Valuations & outlook
CARE’s revenues and net profit have grown at a compounded rate of 41 per cent and 44 per cent, respectively, over FY2008-12. Even for FY12, these grew 26 per cent and 31 per cent, respectively. At the upper price band of Rs 750 and assuming a bottom line growth of 25 per cent in FY13, the stock is priced at 15 times earnings, a good discount to its nearest peer. While the significantly larger peer, CRISIL, is trading at 31 times one-year forward estimated earnings, the multiple stands at 21 times for Icra, the third largest rating agency in the country. Even on a historical basis, at Rs 750 a share, CARE’s issue is priced at 18.5 times its FY12 earnings, while its closest peer, Icra, trades at 27 times.
While the changes in key regulations governing rating agencies remain a key risk, the rating company’s limited experience in international markets, with higher competition, are key challenges. But, most of this is already reflecting in the IPO valuations, pegged reasonably lower than its nearest peer.
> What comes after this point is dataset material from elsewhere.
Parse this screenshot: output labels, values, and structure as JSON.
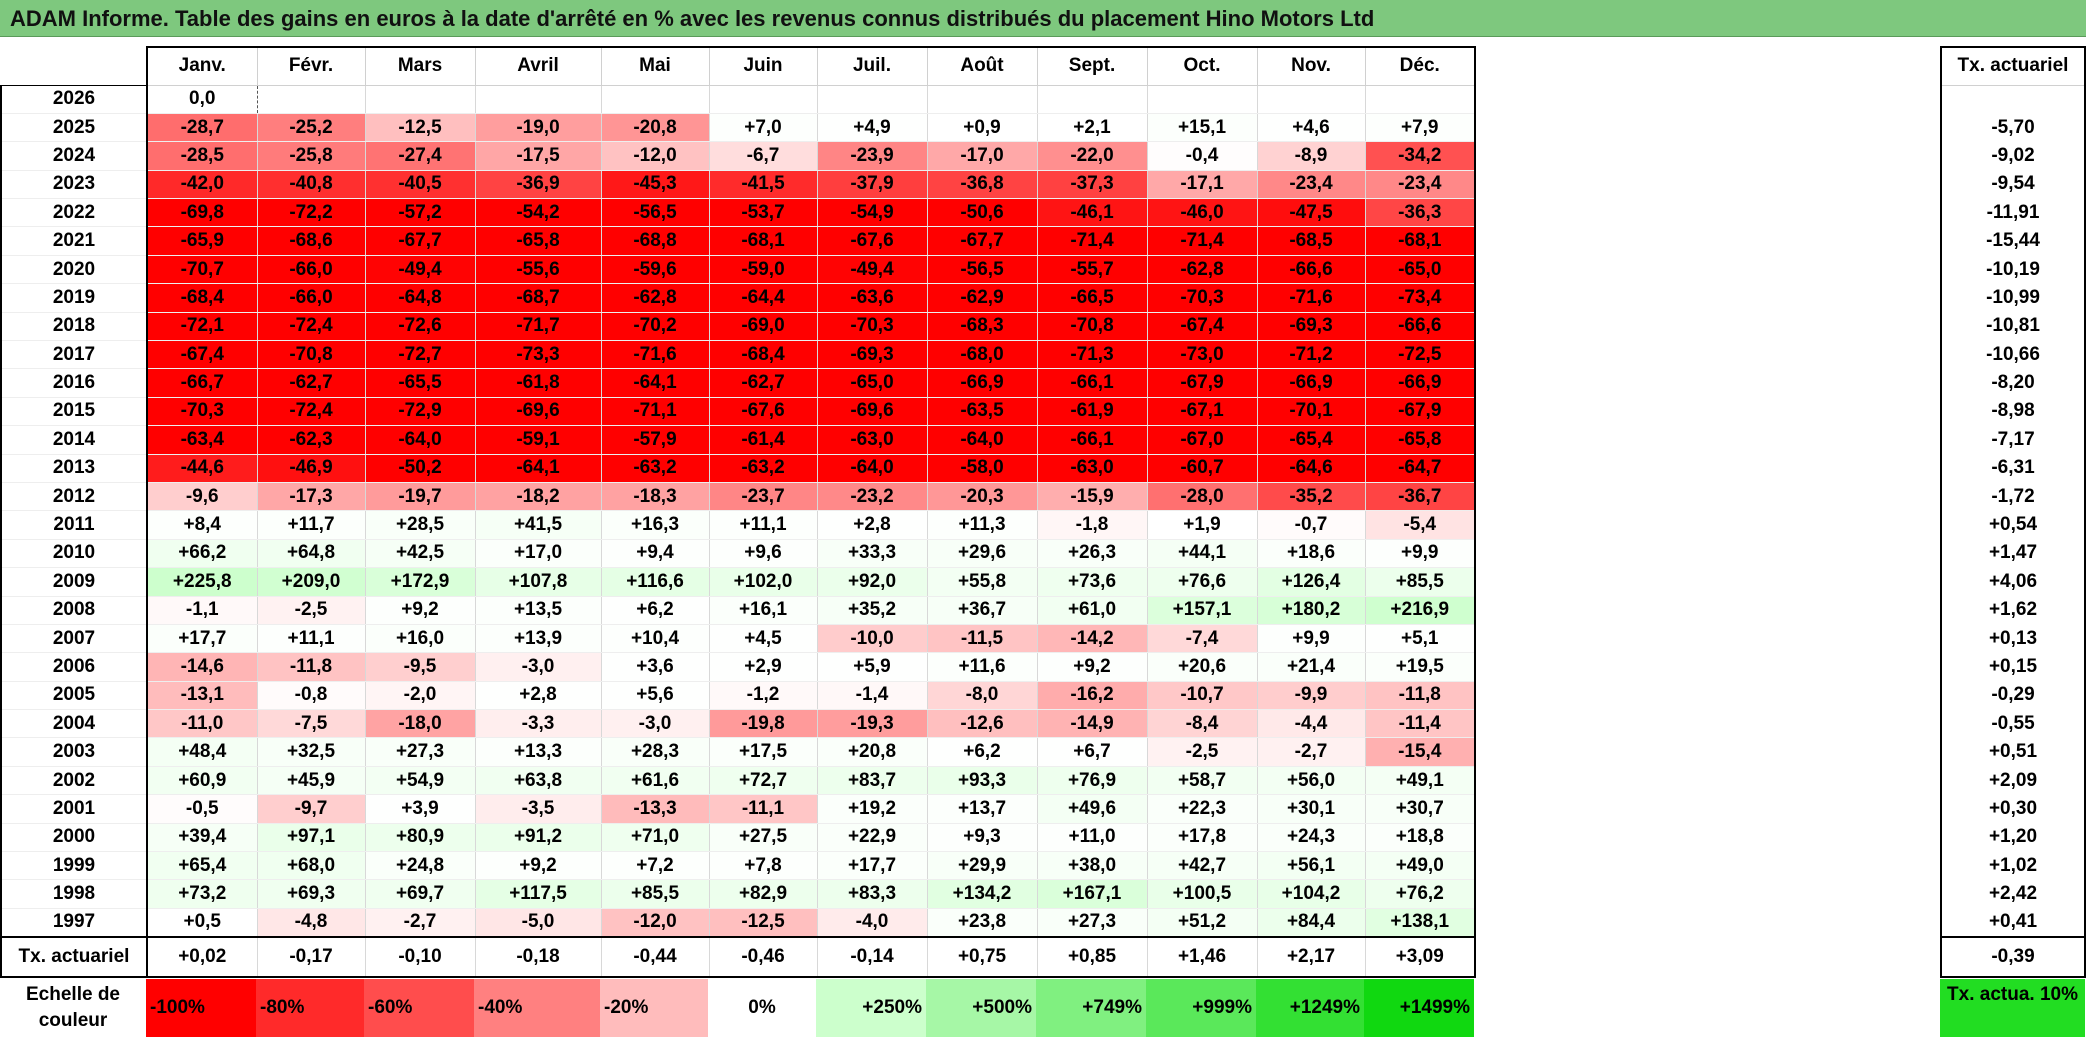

“Historically, credit rating agencies have traded at 17-18 times one-year forward earnings. CARE’s valuations look sanguine in this context. Going forward, the multiple gap between CARE and Icra should come down,” believe analysts at Emkay Global.
On the whole, CARE enjoys a strong financial position, a well-established brand positioning and richly experienced management. The fast-growing and high cash-generating business, higher margin profile and reasonable valuations make this offer a good investment opportunity.